Nintendo Switch ran into a similar problem with its own Classics libraries. We’ve made it very clear that the Switch needs folders, and Nintendo completely missed the mark when it introduced an ostensibly folder-like feature earlier this year. But one thing Nintendo did perfectly was to sort out its classic libraries in a simple and easy-to-understand way. The NES and Super NES libraries included in the Switch Online service, and now the Genesis and N64 libraries included in the expansion pack, are contained in their own bespoke apps, with the complete libraries sorted below them. It’s not as versatile or convenient as the ability to create your own folders, but it does at least keep the 100+ NES and SNES games from cluttering up the home screen.

Likewise, at a minimum, sorting the classic PS1, PSP, and PS2 into their own dedicated folders would prevent some of the bloat at home. Even better, however, would be the ability to create our own folders and sort them as we wish. Instead of being locked into a few folders dedicated to particular Classics titles, we could create a folder for live and multiplayer games, another for our queue of single-player campaigns we want to complete, another for New Game Plus versions that we plan to get back someday. Or we could organize them by genre or mood or a number of other things.

We know that Sony knows how to create folders. The PS4 and PS5 interfaces are just lite versions of the PS3’s XrossMediaBar. By default, this interface has organized its icons into different media types: games, videos, audio, etc. Within these categories, however, you can create individual folders. Even the Vita, with its weird bubble UI, lets you bubble up folders. The PS4 and PS5 line interface is a step backwards by comparison, removing the ability to organize your games or media however you want.
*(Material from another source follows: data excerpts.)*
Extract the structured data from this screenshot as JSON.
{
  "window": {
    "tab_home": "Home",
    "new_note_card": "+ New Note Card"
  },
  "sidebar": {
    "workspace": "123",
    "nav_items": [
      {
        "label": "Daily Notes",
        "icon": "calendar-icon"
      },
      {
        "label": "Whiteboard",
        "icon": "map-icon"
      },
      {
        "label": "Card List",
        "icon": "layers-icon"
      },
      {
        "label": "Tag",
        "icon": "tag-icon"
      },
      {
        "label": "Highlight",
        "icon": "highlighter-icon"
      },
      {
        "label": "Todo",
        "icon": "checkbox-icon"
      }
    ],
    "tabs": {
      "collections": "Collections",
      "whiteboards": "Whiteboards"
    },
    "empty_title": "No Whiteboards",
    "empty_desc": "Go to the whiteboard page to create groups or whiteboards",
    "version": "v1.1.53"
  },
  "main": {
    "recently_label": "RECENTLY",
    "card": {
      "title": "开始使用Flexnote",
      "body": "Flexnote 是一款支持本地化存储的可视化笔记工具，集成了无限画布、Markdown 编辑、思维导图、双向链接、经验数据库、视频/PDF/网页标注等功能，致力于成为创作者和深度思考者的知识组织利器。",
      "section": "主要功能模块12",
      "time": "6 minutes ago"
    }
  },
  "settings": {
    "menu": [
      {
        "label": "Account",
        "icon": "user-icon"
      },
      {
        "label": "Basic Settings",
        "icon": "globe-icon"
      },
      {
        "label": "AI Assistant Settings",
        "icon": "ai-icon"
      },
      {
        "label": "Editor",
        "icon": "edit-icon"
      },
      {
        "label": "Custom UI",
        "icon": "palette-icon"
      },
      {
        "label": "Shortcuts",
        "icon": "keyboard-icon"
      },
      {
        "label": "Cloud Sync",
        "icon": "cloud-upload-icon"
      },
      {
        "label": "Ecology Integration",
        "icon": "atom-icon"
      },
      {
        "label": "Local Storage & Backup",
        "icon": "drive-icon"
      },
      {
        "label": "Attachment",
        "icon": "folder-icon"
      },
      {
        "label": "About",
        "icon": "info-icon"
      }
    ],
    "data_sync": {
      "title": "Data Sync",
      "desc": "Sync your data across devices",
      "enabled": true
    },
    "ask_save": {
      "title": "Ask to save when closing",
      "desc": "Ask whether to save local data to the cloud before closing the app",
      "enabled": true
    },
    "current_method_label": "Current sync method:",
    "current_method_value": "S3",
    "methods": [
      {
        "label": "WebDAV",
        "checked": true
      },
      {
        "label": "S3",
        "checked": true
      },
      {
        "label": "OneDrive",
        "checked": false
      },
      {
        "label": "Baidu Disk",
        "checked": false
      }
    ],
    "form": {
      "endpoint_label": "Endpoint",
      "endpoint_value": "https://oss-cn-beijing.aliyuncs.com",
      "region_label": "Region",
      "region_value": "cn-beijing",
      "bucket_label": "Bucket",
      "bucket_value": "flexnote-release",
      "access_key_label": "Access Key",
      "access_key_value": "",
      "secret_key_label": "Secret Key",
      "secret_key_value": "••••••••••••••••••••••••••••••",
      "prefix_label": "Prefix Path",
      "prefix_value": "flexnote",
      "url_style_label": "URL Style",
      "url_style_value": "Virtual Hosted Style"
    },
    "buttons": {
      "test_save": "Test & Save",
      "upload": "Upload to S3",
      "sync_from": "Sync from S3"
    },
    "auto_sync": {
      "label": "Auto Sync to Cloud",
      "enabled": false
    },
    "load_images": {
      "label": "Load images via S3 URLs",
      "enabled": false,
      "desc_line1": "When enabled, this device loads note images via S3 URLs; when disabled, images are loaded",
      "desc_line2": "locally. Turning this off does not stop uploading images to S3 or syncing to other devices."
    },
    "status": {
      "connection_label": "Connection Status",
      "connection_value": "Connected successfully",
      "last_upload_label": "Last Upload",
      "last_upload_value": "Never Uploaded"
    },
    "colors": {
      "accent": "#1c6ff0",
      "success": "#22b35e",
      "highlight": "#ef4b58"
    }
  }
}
None of this was unexpected. The system needed folders from the start, for simplicity and customization. With the new Plus tier tiers, however, that need becomes a critical absence, making the system harder to use and discouraging players from taking advantage of everything the new tiers have to offer.

The products discussed here were independently chosen by our editors. GameSpot may get a share of the revenue if you purchase something featured on our site.